Indeed. We all fall victim to our internal biases that make us immune to facts sometimes.

3 Likes

4 Likes

Obligs:

It seems to me that both attributes are some seriously superficial reasons for allowing someone to ‘slide’ on standards to which other “regular” people are rigidly held.

3 Likes

From Twitter (now deleted) in regards to Chris Brown beating up Rihanna:

@KatyyMyLady
I know Rihanna didn’t like it much, but Chris brown you can punch me in the face all you want. #sorrynotsorry #sexy

And it’s just one of many. Chris Brown still has a fairly lively career and a lot of his fans had zero problem with him beating up a woman. There’s loads of examples like this with other celebrities, obviously this is not a secret but i do find it frustrating that the public and the court system is very lenient towards the rich and famous.

1 Like

Don’t even get me started on that over-hyped douchebag.

The girl (presumably) who wrote that foolish shit, likely thinking it was edgy, would probably be the first one to sue him if Brown even breathed on her wrong, let alone punched her in the face.

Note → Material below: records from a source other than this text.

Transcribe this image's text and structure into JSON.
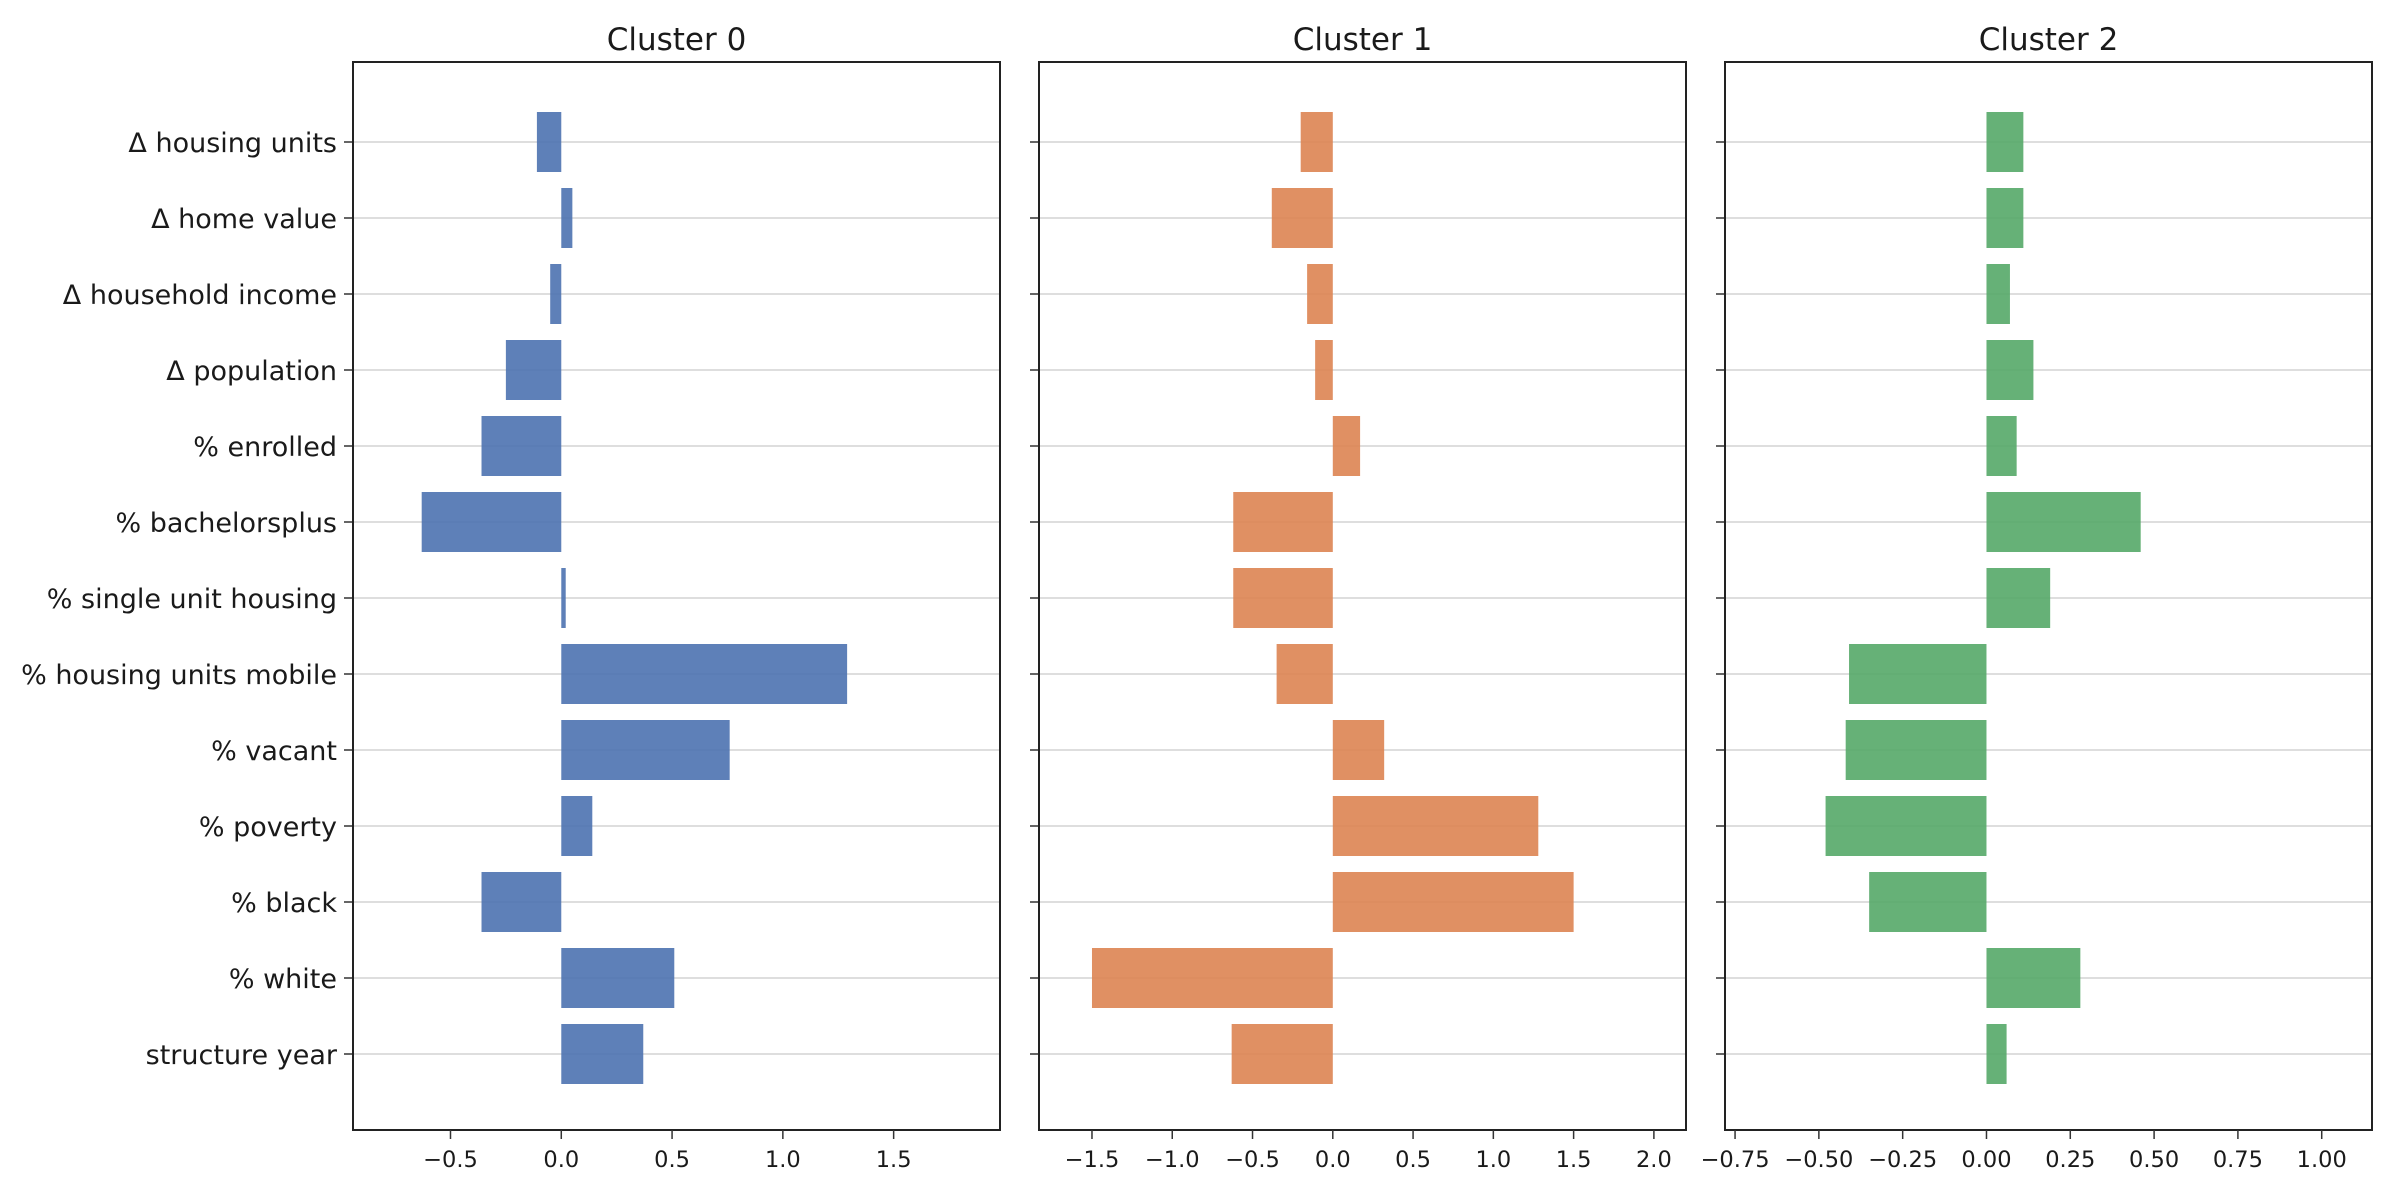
{
  "chart_data": {
    "type": "bar",
    "orientation": "horizontal",
    "grid": "horizontal",
    "categories": [
      "Δ housing units",
      "Δ home value",
      "Δ household income",
      "Δ population",
      "% enrolled",
      "% bachelorsplus",
      "% single unit housing",
      "% housing units mobile",
      "%  vacant",
      "% poverty",
      "%  black",
      "%  white",
      "structure year"
    ],
    "panels": [
      {
        "title": "Cluster 0",
        "color": "#4c72b0",
        "xlim": [
          -0.94,
          1.98
        ],
        "xticks": [
          -0.5,
          0.0,
          0.5,
          1.0,
          1.5
        ],
        "xtick_labels": [
          "−0.5",
          "0.0",
          "0.5",
          "1.0",
          "1.5"
        ],
        "values": [
          -0.11,
          0.05,
          -0.05,
          -0.25,
          -0.36,
          -0.63,
          0.02,
          1.29,
          0.76,
          0.14,
          -0.36,
          0.51,
          0.37
        ]
      },
      {
        "title": "Cluster 1",
        "color": "#dd8452",
        "xlim": [
          -1.83,
          2.2
        ],
        "xticks": [
          -1.5,
          -1.0,
          -0.5,
          0.0,
          0.5,
          1.0,
          1.5,
          2.0
        ],
        "xtick_labels": [
          "−1.5",
          "−1.0",
          "−0.5",
          "0.0",
          "0.5",
          "1.0",
          "1.5",
          "2.0"
        ],
        "values": [
          -0.2,
          -0.38,
          -0.16,
          -0.11,
          0.17,
          -0.62,
          -0.62,
          -0.35,
          0.32,
          1.28,
          1.5,
          -1.5,
          -0.63
        ]
      },
      {
        "title": "Cluster 2",
        "color": "#55a868",
        "xlim": [
          -0.78,
          1.15
        ],
        "xticks": [
          -0.75,
          -0.5,
          -0.25,
          0.0,
          0.25,
          0.5,
          0.75,
          1.0
        ],
        "xtick_labels": [
          "−0.75",
          "−0.50",
          "−0.25",
          "0.00",
          "0.25",
          "0.50",
          "0.75",
          "1.00"
        ],
        "values": [
          0.11,
          0.11,
          0.07,
          0.14,
          0.09,
          0.46,
          0.19,
          -0.41,
          -0.42,
          -0.48,
          -0.35,
          0.28,
          0.06
        ]
      }
    ]
  }
}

I guess that’s what’s most bothersome to me about this disturbing trend of defending the indefensible; it seems like it’s often just for the negative attention.

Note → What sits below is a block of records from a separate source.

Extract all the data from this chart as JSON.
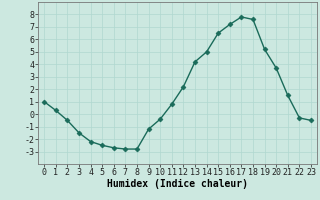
{
  "x": [
    0,
    1,
    2,
    3,
    4,
    5,
    6,
    7,
    8,
    9,
    10,
    11,
    12,
    13,
    14,
    15,
    16,
    17,
    18,
    19,
    20,
    21,
    22,
    23
  ],
  "y": [
    1.0,
    0.3,
    -0.5,
    -1.5,
    -2.2,
    -2.5,
    -2.7,
    -2.8,
    -2.8,
    -1.2,
    -0.4,
    0.8,
    2.2,
    4.2,
    5.0,
    6.5,
    7.2,
    7.8,
    7.6,
    5.2,
    3.7,
    1.5,
    -0.3,
    -0.5
  ],
  "line_color": "#1a6b5a",
  "marker_color": "#1a6b5a",
  "bg_color": "#cce8e0",
  "grid_color": "#b0d8d0",
  "xlabel": "Humidex (Indice chaleur)",
  "ylim": [
    -4,
    9
  ],
  "yticks": [
    -3,
    -2,
    -1,
    0,
    1,
    2,
    3,
    4,
    5,
    6,
    7,
    8
  ],
  "xticks": [
    0,
    1,
    2,
    3,
    4,
    5,
    6,
    7,
    8,
    9,
    10,
    11,
    12,
    13,
    14,
    15,
    16,
    17,
    18,
    19,
    20,
    21,
    22,
    23
  ],
  "xlabel_fontsize": 7,
  "tick_fontsize": 6,
  "marker_size": 2.5,
  "line_width": 1.0
}
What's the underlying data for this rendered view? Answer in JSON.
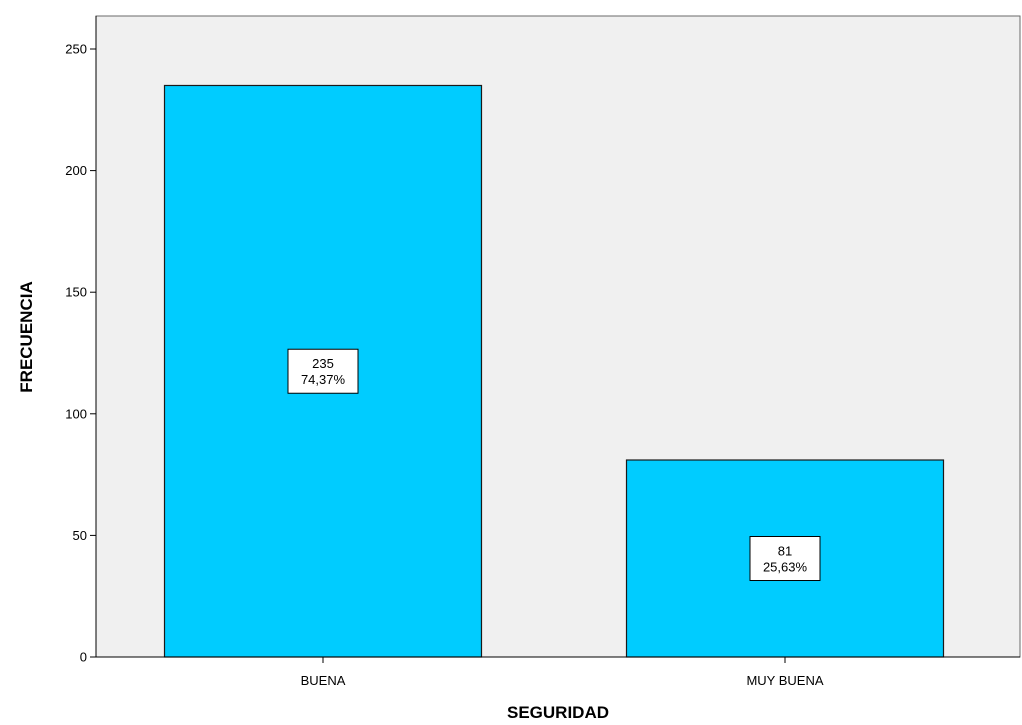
{
  "chart_data": {
    "type": "bar",
    "categories": [
      "BUENA",
      "MUY BUENA"
    ],
    "values": [
      235,
      81
    ],
    "data_labels": [
      {
        "count": "235",
        "percent": "74,37%"
      },
      {
        "count": "81",
        "percent": "25,63%"
      }
    ],
    "title": "",
    "xlabel": "SEGURIDAD",
    "ylabel": "FRECUENCIA",
    "ylim": [
      0,
      260
    ],
    "yticks": [
      0,
      50,
      100,
      150,
      200,
      250
    ],
    "grid": false,
    "colors": {
      "bar_fill": "#00CCFF",
      "bar_stroke": "#1a1a1a",
      "plot_background": "#F0F0F0",
      "label_box_fill": "#FFFFFF"
    }
  }
}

While I’m sure that some people are legitimately serious in their support, many people who lept to Musk’s/Patterno’s/Cosby’s/Brown’s/Whoever’s defense would change their tunes in a heartbeat if it was them or someone they cared about who was adversely affected.

Understatement.

4 Likes

I’ll be the first to agree that Jobs was overrated. Hell, Musk may be too. While Tesla and SpaceX may become viable, the Hyperloop idea is pure folly. I am not here really to defend specific people, rather just pointing out we compartmentalize all the time. People we like and respect we give way more leeway against people we don’t.

It isn’t exactly the same thing, but it shows how much shit we can tolerate with people because of personal bonds. The bonds between one and celebrities or idols or people we are fans of are real too (in our minds) and its an example of how we excuse so much of their behavior. And vise versa.

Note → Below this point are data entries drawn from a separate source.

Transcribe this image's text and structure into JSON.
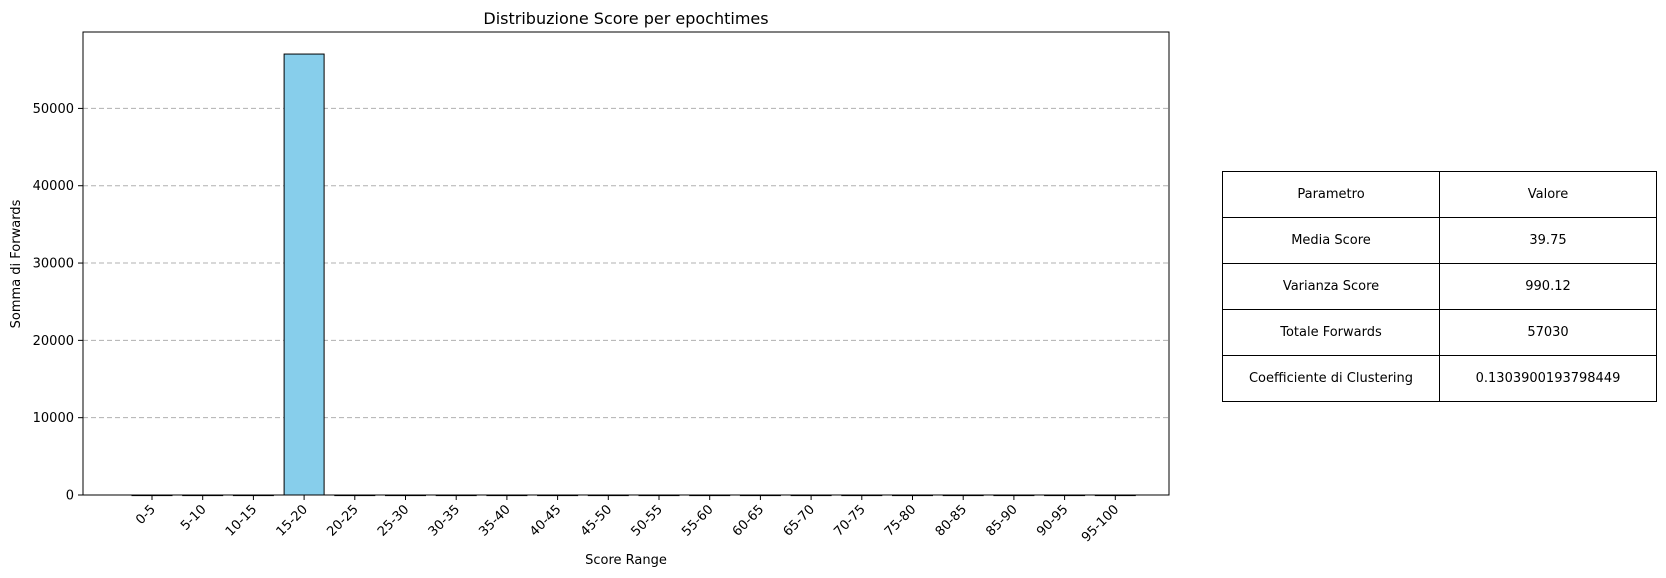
{
  "chart_data": {
    "type": "bar",
    "title": "Distribuzione Score per epochtimes",
    "xlabel": "Score Range",
    "ylabel": "Somma di Forwards",
    "categories": [
      "0-5",
      "5-10",
      "10-15",
      "15-20",
      "20-25",
      "25-30",
      "30-35",
      "35-40",
      "40-45",
      "45-50",
      "50-55",
      "55-60",
      "60-65",
      "65-70",
      "70-75",
      "75-80",
      "80-85",
      "85-90",
      "90-95",
      "95-100"
    ],
    "values": [
      0,
      0,
      0,
      57030,
      0,
      0,
      0,
      0,
      0,
      0,
      0,
      0,
      0,
      0,
      0,
      0,
      0,
      0,
      0,
      0
    ],
    "ylim": [
      0,
      59882
    ],
    "yticks": [
      0,
      10000,
      20000,
      30000,
      40000,
      50000
    ],
    "grid": "y-dashed",
    "bar_color": "#87ceeb",
    "edge_color": "#000000"
  },
  "table": {
    "header": [
      "Parametro",
      "Valore"
    ],
    "rows": [
      [
        "Media Score",
        "39.75"
      ],
      [
        "Varianza Score",
        "990.12"
      ],
      [
        "Totale Forwards",
        "57030"
      ],
      [
        "Coefficiente di Clustering",
        "0.1303900193798449"
      ]
    ]
  }
}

Yeah, that really highlights apologetics gone astray.

I agree that’s an issue and we shouldn’t be so enamored with someone to not condemn their bad behavior.

Of course popular people - for what ever reason - often get more free passes. I bet if one thought about people they knew they could think of people who could get away with things others couldn’t. Their bad behavior was accepted as, “Ah, that’s Pat for you!”

2 Likes

Just how long do you think it took for Musk to hire a new assistant?

“the real story is that at some point he realized he needed several specialists instead of one generalist”

And that just happened to coincide with the woman asking for a raise?

It seems possible that both versions are true, but Musk is thinking of another assistant he let go.

That’s pretty much what’s always said about my older sister (aka ‘the antichrist’) anytime she does something fucked up, which is often; “Well, you know how 'Vita is!”

O_o

I agree; it’s rather unsettling to know how much our own individual biases impact our supposed moral compasses.

3 Likes

I have been in a Tesla; there’s a storefront at the local mall. It’s a beautiful car. And when it first came out it literally broke the safety rating scale because the whole front end of the car is a crumple zone. So it’s a great vehicle.

But it’s not one that most people probably need. There’s a ton of them where I live, it’s a rich area and they’re status symbols. There’s also about 90,000 Nissan Leafs; a much more affordable fully-electric vehicle.

Tesla did it really well, but other car companies are doing perfectly adequate cars at a fraction of the price. An EV under $30,000 has no sales tax in Washington, that’s one reason we went with a Leaf.